Les teneurs en manganèse retrouvées dans les eaux distribuées dans les villages concernés sont au-delà de la valeur maximale admissible fixée par l’ANSES à 60 µg/l. Les dernières analyses de l’auto surveillance de la SMAE en date du 22 novembre font état de valeurs comprises entre 13 µg/l et 106 µg/l. La teneur en manganèse dans l’eau distribuée sur ces villages est actuellement en baisse, du fait d’un mélange de l’eau de la retenue de Dzoumogné avec d’autres eaux faiblement concentrées en manganèse. Au regard de ces teneurs, le communiqué de restriction des usages de l’eau du robinet n’a concerné que les enfants de 0 à 4 ans.
Qu’est-ce que le manganèse ? Est-ce dangereux pour la santé ?
Le manganèse constitue l’un des minéraux les plus abondants dans l’environnement. C’est un oligo-élément essentiel au fonctionnement du corps humain.
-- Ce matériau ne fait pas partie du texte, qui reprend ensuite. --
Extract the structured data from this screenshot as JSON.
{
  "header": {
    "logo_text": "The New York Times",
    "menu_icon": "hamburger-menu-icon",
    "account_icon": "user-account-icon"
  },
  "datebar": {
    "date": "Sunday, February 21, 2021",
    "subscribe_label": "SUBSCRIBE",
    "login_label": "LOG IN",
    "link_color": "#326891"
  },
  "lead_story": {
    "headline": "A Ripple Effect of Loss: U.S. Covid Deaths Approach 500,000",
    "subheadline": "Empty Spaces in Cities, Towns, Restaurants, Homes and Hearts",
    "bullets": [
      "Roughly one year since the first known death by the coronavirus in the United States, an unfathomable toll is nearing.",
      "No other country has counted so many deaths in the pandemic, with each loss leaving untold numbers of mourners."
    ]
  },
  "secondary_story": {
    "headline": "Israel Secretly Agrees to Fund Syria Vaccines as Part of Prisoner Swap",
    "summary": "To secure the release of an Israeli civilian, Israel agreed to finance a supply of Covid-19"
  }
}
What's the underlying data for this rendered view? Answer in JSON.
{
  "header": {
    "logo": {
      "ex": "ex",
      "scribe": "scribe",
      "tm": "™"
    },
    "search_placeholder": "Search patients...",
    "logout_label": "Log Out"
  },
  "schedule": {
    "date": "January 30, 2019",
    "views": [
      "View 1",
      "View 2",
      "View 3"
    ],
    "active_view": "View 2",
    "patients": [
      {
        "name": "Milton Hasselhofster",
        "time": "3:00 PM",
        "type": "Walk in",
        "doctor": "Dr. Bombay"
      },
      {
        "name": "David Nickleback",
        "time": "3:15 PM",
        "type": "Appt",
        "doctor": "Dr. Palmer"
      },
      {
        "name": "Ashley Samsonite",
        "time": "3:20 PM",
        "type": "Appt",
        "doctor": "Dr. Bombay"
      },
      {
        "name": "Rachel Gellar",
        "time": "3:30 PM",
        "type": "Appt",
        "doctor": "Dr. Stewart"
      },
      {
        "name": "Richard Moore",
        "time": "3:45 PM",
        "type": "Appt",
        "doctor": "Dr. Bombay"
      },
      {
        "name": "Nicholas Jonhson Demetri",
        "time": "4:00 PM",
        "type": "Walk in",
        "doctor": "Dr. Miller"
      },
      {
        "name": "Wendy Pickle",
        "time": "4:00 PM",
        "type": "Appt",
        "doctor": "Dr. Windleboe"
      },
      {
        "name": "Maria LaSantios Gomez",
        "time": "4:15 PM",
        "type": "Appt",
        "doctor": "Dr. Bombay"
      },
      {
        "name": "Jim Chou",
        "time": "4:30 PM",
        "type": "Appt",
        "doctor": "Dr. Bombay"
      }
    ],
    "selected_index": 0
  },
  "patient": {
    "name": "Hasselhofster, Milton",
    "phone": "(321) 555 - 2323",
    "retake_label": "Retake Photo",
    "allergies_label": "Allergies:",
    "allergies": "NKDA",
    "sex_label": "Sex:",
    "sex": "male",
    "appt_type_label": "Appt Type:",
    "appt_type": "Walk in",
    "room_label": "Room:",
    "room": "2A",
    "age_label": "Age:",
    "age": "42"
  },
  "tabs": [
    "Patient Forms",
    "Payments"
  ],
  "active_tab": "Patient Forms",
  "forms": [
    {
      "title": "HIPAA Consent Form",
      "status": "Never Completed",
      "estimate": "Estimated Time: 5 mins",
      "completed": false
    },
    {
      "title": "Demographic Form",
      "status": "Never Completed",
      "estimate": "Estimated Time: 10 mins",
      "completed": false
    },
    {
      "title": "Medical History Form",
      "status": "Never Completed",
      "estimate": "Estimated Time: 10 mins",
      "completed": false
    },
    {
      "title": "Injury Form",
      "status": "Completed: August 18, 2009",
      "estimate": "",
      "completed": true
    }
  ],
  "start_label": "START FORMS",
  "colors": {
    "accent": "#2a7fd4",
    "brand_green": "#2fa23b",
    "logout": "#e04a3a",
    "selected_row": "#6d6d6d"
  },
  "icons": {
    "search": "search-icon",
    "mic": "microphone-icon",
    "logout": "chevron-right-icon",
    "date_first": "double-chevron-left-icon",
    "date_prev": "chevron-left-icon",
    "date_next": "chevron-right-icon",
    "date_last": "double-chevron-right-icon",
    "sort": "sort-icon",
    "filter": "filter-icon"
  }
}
L’air, l’eau et le sol peuvent être source d’exposition au manganèse, mais il est reconnu que les aliments constituent le principal apport (les grains entiers, le thé, les noix et les légumes sont les sources les plus importantes). Par exemple, une portion d’ananas (82 g) contient environ 800 µg de manganèse. Une tasse de thé peut en contenir jusqu’à 500 µg. Les jeunes enfants et les nourrissons sont plus sensibles au manganèse en excès dans l’eau car ils consomment plus d’eau proportionnellement à leur poids, et l’éliminent moins facilement. Les nourrissons représentent la population la plus à risque, en particulier s’ils sont alimentés exclusivement au biberon à partir de préparations commerciales reconstituées avec de l’eau du robinet présentant des concentrations élevées en manganèse. D’autres personnes ayant des conditions qui favorisent l’absorption du manganèse ou affectent son élimination pourraient également être sensibles à un excès de manganèse (aliments, suppléments ou eau potable) comme les personnes atteintes de maladies ou de malformations hépatiques et les personnes anémiques.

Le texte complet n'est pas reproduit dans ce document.